Difference between revisions of "Social Spatial Network Tools in R"

Revision as of 18:34, 19 December 2023

Introduction to Social Spatial Networks (SSNs):

Researchers in the social sciences have used social networks/sociograms to visualize the connections and relationships of people in a community since the 1930s (Andris & Sarkar, 2022). However, these networks are aspatial and do not integrate geospatial information about individuals to analyze and explain these relationships (and lack of relationships). Based on Tobler's First Law (Tobler, 1970) "everything is related to everything else, but near things are more related than distant things", it could be theorized that people who live/work near one another are more likely to have similar characteristics and to interact more frequently, but this cannot be confirmed using sociograms alone as they lack a spatial component. Networking and graph theory from the field of Computer Science is also tangentially related to social-spatial networking, but is generally focused on the abstract or theoretical connections between nodes, rather than simulations of real world phenomena (Bondy, 1982). Finally, network analysis also exists within traditional GIS fields and discussions, though this generally based on the distribution of goods and services along pre-defined road/stream networks, rather than a focus on the relationship/connection outside of pre-defined networks (Andris & Sarkar, 2022). Social-Spatial Networks are an integration of the ideas found in these different fields to analyze and document social relationships/connections between individuals situated within their geospatial locations to better understand how connections are formed and maintained.

Term Definitions

In Social-Spatial Network analysis, Nodes are specific geolocated points representing people, businesses, or other points of interest. All nodes need at minimum two datapoints, a unique name/ID to reference the node and some form of location information that can be converted into a (lat, long) pair. Nodes may also contain auxiliary information about the point being represented, such as demographic information on a participant, or classifications of a business type.

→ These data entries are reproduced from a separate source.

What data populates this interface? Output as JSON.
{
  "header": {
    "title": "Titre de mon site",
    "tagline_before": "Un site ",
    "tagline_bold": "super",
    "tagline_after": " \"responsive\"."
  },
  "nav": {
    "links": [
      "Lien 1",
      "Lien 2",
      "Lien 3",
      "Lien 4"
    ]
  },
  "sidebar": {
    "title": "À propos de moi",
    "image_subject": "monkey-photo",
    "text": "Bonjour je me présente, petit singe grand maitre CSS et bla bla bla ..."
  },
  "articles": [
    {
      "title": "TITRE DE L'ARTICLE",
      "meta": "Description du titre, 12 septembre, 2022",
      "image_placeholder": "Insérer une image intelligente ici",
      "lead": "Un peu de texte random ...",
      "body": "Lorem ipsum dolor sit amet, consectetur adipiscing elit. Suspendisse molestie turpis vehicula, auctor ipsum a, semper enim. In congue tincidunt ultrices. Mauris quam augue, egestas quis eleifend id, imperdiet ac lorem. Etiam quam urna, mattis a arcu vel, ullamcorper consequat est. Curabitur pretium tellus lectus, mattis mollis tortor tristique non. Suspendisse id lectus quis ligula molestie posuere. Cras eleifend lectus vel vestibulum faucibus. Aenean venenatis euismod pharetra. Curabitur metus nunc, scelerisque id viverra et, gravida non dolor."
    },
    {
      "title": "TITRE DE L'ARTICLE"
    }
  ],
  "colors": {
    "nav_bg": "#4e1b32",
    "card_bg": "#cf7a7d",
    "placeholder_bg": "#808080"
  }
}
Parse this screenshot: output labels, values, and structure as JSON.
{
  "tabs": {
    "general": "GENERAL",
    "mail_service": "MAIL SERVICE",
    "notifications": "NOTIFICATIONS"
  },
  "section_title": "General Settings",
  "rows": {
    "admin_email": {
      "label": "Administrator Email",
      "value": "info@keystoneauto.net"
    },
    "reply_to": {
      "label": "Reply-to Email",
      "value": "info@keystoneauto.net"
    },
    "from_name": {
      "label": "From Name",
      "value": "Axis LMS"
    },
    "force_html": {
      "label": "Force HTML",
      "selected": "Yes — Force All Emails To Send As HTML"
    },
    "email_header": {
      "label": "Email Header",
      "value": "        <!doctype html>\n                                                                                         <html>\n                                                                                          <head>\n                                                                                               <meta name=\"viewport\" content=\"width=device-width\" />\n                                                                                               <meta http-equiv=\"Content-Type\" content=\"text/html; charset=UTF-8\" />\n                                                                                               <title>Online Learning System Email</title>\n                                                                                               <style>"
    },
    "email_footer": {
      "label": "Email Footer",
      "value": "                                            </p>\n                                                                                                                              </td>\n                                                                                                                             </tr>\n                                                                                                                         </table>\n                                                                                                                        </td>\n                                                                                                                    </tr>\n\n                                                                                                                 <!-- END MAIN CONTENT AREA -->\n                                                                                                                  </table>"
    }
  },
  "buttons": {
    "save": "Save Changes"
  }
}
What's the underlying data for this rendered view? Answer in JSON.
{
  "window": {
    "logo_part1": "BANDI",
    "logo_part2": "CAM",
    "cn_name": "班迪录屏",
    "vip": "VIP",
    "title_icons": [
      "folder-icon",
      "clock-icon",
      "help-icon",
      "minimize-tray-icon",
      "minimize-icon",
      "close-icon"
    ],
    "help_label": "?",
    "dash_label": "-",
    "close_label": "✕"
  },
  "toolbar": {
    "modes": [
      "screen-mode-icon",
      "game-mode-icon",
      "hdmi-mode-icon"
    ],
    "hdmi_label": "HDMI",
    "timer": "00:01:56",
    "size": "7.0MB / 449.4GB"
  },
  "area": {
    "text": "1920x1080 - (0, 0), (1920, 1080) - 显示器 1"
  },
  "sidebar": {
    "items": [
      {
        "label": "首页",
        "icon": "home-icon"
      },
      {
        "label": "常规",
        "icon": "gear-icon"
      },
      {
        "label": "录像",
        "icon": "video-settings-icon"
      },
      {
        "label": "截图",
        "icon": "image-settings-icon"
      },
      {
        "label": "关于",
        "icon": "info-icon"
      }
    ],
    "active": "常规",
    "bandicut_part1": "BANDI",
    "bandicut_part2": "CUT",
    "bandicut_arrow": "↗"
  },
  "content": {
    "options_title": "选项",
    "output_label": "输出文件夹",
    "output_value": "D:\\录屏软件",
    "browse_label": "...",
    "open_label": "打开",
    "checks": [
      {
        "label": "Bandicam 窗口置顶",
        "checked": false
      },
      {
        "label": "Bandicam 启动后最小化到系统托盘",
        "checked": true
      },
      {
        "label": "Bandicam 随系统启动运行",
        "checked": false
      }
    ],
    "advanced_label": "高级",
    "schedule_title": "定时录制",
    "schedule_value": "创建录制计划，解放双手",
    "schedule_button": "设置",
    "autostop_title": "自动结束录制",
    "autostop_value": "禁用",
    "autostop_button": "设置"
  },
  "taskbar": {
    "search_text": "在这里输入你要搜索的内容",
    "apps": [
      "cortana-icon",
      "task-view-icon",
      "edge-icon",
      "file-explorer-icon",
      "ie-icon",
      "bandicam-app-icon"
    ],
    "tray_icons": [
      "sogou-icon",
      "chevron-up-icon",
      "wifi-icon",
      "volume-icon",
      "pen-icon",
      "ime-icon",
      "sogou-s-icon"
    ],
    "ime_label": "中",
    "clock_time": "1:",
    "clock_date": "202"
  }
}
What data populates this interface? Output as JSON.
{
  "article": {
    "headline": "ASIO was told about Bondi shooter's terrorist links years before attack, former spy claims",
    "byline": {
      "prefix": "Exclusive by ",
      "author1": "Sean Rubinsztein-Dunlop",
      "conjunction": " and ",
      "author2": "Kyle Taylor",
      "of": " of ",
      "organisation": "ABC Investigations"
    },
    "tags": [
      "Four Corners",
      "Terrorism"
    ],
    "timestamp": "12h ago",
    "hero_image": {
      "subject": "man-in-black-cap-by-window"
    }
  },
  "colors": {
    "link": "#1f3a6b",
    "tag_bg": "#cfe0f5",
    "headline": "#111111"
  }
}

Edges represent a social connection between two nodes and are at minimum composed of a pair of names/IDs that are found in the node list, all names within the edge list must be found exactly in the node list, or the program may crash. Similarly to nodes, edges can also contain additional information about a connection, such as a strength value or a type classification that may be used to weight the algorithms.

Buidling a Dataset for a Social-Spatial Network:

For the purposes of this tutorial we will use a mock dataset created from the personal knowledge of this tutorial writer about the characters of the audio-fiction podcast, The Magnus Archives, produced by Rusty Quill under a Creative Commons Attribution-NonCommercial-ShareAlike 4.0 International License. Non-specific location information for the nodes was taken from the Magnus Archives Wikia as well as a fan-made map (found here) for some that were unclear, alongside my own knowledge of the plot/characters when ambiguous/multiple locations. The dataset is available to download from the writer’s Github account https://github.com/otter-lights/SSN-Dataset_TheMagnusArchives and is composed of four files, the initial nodes.csv file and the accompanying location.csv file, which are used to create a final geolocated nodes.csv file, as well as an edges.csv file.

Define Your Nodes

Figure 1. Screenshot of Initial Node File

The first step to creating a social spatial networking dataset is to define the sample that will make up your nodes. Depending on the project this may be a previously defined set of participants, but often the scope of the node definition needs to be determined. Since the Magnus Archives dataset was made for this tutorial rather than actual research characters were selected to be included without considerable thought or planning, but in real-life scenarios a more systematic approach should generally be used.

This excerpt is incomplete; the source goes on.